The unprecedented circumstances of the war on the Western Front, a landscape contaminated with respiratory irritants such as chlorine and phosgene gas, characterised by unsanitary living conditions, stress, overcrowding, and the partial starvation of civilians – provided the perfect opportunity for rapid transmission of influenza between young servicemen and women. The coming and going of people from all over the world provided the opportunity for the disease to spread beyond the base camps and hospitals of the troops.
 
. . . The most "popular" theory for this was it started in the USA (Kansas specifically) as a an ordinary flu, went to Europe where some further mutation occurred making it the killer it was.
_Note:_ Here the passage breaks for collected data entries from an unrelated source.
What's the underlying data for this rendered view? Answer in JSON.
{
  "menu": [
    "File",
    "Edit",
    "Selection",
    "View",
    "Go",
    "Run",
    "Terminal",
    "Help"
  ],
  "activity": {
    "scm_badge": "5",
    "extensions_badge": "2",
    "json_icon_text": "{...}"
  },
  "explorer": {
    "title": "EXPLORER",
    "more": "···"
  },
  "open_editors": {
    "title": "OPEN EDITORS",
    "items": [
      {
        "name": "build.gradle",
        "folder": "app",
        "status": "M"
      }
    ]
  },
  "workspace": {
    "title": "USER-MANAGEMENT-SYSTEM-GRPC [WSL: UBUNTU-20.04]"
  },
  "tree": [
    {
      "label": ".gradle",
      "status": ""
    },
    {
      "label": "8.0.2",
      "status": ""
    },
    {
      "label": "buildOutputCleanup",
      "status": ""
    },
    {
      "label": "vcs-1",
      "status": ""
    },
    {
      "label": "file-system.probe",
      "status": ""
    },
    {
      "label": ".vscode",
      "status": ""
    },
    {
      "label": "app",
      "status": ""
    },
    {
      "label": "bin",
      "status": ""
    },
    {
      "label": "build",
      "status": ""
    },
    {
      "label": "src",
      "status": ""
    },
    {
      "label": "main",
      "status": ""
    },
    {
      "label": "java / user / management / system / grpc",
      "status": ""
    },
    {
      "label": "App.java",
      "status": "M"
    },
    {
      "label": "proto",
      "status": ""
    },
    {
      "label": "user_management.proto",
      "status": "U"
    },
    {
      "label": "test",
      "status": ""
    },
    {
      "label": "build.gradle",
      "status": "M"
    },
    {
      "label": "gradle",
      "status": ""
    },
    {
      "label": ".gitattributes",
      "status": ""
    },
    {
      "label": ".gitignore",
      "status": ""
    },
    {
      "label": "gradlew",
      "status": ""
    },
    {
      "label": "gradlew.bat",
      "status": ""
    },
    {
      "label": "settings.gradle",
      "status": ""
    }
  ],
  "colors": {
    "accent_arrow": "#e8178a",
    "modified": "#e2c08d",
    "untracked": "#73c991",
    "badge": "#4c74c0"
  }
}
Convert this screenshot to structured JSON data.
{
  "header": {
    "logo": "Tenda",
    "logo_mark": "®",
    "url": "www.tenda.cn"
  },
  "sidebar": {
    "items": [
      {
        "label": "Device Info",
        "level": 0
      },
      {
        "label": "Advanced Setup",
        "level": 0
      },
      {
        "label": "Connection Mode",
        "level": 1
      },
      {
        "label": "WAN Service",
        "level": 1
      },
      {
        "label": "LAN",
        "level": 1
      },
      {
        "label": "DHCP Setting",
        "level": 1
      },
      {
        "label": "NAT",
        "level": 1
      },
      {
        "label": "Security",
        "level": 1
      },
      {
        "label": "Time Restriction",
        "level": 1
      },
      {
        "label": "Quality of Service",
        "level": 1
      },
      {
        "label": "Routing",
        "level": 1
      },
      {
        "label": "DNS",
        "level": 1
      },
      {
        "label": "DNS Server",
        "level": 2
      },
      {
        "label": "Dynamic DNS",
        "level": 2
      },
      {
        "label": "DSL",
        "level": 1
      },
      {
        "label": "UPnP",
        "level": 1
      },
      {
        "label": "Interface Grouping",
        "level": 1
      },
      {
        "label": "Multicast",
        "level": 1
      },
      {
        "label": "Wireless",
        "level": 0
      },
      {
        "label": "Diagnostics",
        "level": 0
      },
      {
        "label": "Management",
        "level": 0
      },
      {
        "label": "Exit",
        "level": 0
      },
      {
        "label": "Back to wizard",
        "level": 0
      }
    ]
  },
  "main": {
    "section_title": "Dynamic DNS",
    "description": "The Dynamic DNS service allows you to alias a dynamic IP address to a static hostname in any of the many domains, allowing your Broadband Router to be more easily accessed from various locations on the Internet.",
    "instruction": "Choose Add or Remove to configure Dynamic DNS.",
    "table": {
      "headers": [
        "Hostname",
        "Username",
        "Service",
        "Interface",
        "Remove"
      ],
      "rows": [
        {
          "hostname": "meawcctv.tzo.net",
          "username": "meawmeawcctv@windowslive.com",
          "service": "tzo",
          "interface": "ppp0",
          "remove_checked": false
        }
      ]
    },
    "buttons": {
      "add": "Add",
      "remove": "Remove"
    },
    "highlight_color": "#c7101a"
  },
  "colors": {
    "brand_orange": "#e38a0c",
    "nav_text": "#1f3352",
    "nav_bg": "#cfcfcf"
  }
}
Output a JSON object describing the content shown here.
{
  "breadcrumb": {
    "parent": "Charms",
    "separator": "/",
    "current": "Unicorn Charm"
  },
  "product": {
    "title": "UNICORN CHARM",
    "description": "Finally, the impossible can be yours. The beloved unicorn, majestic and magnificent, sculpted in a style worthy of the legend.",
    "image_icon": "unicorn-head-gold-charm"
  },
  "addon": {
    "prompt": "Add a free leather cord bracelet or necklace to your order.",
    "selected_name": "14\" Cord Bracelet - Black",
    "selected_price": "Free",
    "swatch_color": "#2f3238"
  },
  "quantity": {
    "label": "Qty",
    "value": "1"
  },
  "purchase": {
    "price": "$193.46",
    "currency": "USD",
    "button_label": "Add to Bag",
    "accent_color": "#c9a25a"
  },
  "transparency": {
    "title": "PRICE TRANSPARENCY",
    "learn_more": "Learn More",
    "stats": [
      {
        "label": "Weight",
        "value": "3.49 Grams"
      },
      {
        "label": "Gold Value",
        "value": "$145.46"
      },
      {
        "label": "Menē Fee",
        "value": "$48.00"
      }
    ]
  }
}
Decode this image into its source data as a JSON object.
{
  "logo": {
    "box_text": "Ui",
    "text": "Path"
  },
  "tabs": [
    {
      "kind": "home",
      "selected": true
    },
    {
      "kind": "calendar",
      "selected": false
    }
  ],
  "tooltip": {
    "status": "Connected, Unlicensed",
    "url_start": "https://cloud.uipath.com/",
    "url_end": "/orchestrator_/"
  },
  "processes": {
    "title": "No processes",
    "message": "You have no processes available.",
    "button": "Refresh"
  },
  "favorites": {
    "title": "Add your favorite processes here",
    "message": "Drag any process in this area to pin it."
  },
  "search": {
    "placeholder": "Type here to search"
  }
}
It was called "Spanish" because Spain, as a neutral, did not have the sorts of censorship the warfighters had, . . .

just to add on a little about virus reproduction, and flu being an RNA virus:

The Great Influenza, John Barry, 2004, 2005, pages 105-106.

https://books.google.com/books?id=B...new viruses that burst out of a cell”&f=false

“The influenza virus mutates so fast that 99 percent of the 100,000 to 1 million new viruses that burst out of a cell in the reproduction process are too defective to infect another cell and reproduce again. But that still leaves between 1,000 and 10,000 viruses that can infect another cell.”
If one variant of flu makes a person really sick so much that they stay in their home trying to recuperate and recover, and another variant makes a person moderately sick so that they’re out trying to do their normal activities as part of the walking wounded, well, which one is going to spread more readily?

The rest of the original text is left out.